We are all driven to action. Often by a desire to avoid pain. Sometimes by a deliberate choice of our own volition.
Martha and I have been talking about ideas for a while. But there’s a restlessness that arises when all you’re doing is talking.
It’s tempting to pick the first idea which comes to mind and just work on it. More experienced minds, like Dan Norris🔗 mentioned by Martha have a set of criteria to help narrow it down.
In his book the 7 day startup, he mentions 9 qualities of a successfully bootstrapped idea -
- Has enjoyable daily tasks
- Product/Founder fit
- Scalable business model
- Operates profitably without the founder
- An asset you can sell
- Tap into pain or pleasure differentiators
- Unique lead generation advantage
- Ability to launch quickly
As we go through the various ideas we’ve come up with and try and filter them down, it’s becoming clear that they’re not really going to fit all of those 9 criteria.
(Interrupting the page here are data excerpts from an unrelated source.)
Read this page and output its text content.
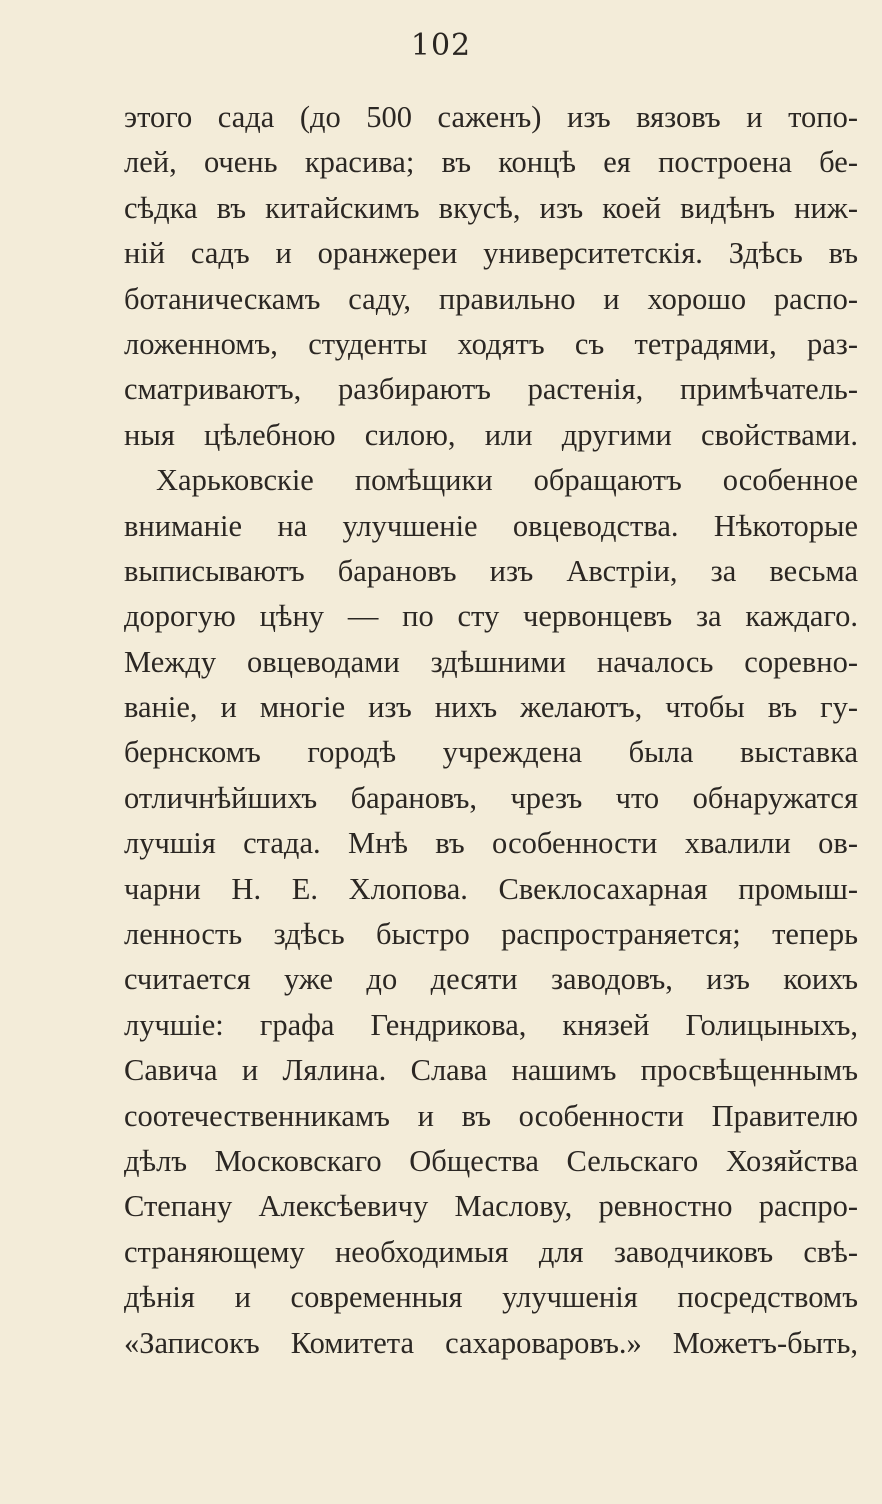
102
этого сада (до 500 саженъ) изъ вязовъ и топо-
лей, очень красива; въ концѣ ея построена бе-
сѣдка въ китайскимъ вкусѣ, изъ коей видѣнъ ниж-
ній садъ и оранжереи университетскія. Здѣсь въ
ботаническамъ саду, правильно и хорошо распо-
ложенномъ, студенты ходятъ съ тетрадями, раз-
сматриваютъ, разбираютъ растенія, примѣчатель-
ныя цѣлебною силою, или другими свойствами.
Харьковскіе помѣщики обращаютъ особенное
вниманіе на улучшеніе овцеводства. Нѣкоторые
выписываютъ барановъ изъ Австріи, за весьма
дорогую цѣну — по сту червонцевъ за каждаго.
Между овцеводами здѣшними началось соревно-
ваніе, и многіе изъ нихъ желаютъ, чтобы въ гу-
бернскомъ городѣ учреждена была выставка
отличнѣйшихъ барановъ, чрезъ что обнаружатся
лучшія стада. Мнѣ въ особенности хвалили ов-
чарни Н. Е. Хлопова. Свеклосахарная промыш-
ленность здѣсь быстро распространяется; теперь
считается уже до десяти заводовъ, изъ коихъ
лучшіе: графа Гендрикова, князей Голицыныхъ,
Савича и Лялина. Слава нашимъ просвѣщеннымъ
соотечественникамъ и въ особенности Правителю
дѣлъ Московскаго Общества Сельскаго Хозяйства
Степану Алексѣевичу Маслову, ревностно распро-
страняющему необходимыя для заводчиковъ свѣ-
дѣнія и современныя улучшенія посредствомъ
«Записокъ Комитета сахароваровъ.» Можетъ-быть,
As an example, one of the qualities that spoke to me was whether an idea had a product/founder fit. The example Dan gave was the web agency he started that caused him much more stress than he was naturally comfortable taking on, relative to the returns he was getting.
For me, this means avoiding enterprise-y ideas that have a long, high touch sales cycle even if they might provide superior margins. I shudder at the thought of having to sell, with countless product demos and company bureaucracy.
At the same time, since it’s the selling that I don’t feel like I fit with, putting a product on a marketplace like Atlassian or cloud-provider specific ones (e.g. AWS, Azure etc.) could still work. It does make ideas that fall into this category less likely to have a unique lead generation advantage, or the ability to launch quickly though.
Having product/founder fit also seems to hint at working in a space which you know something about, or at least have a positive view on. It’s hard to try working on a pluggable podcast player if you don’t like listening to podcasts yourself.
It’s not always straightforward, and just teasing out the reasons why we think something is or is not a good product/founder fit takes exploration and time. And time just adds to the restless feeling.
There’s a difference going to the gym because you want to get fit, as opposed to because you don’t want to be called fat. One’s a deliberate choice and one’s driven by a fear of pain. Right now it’s a restlessness that’s driven by a deliberate choice of our own volition. I hope we get something out before it turns into one driven by avoiding pain.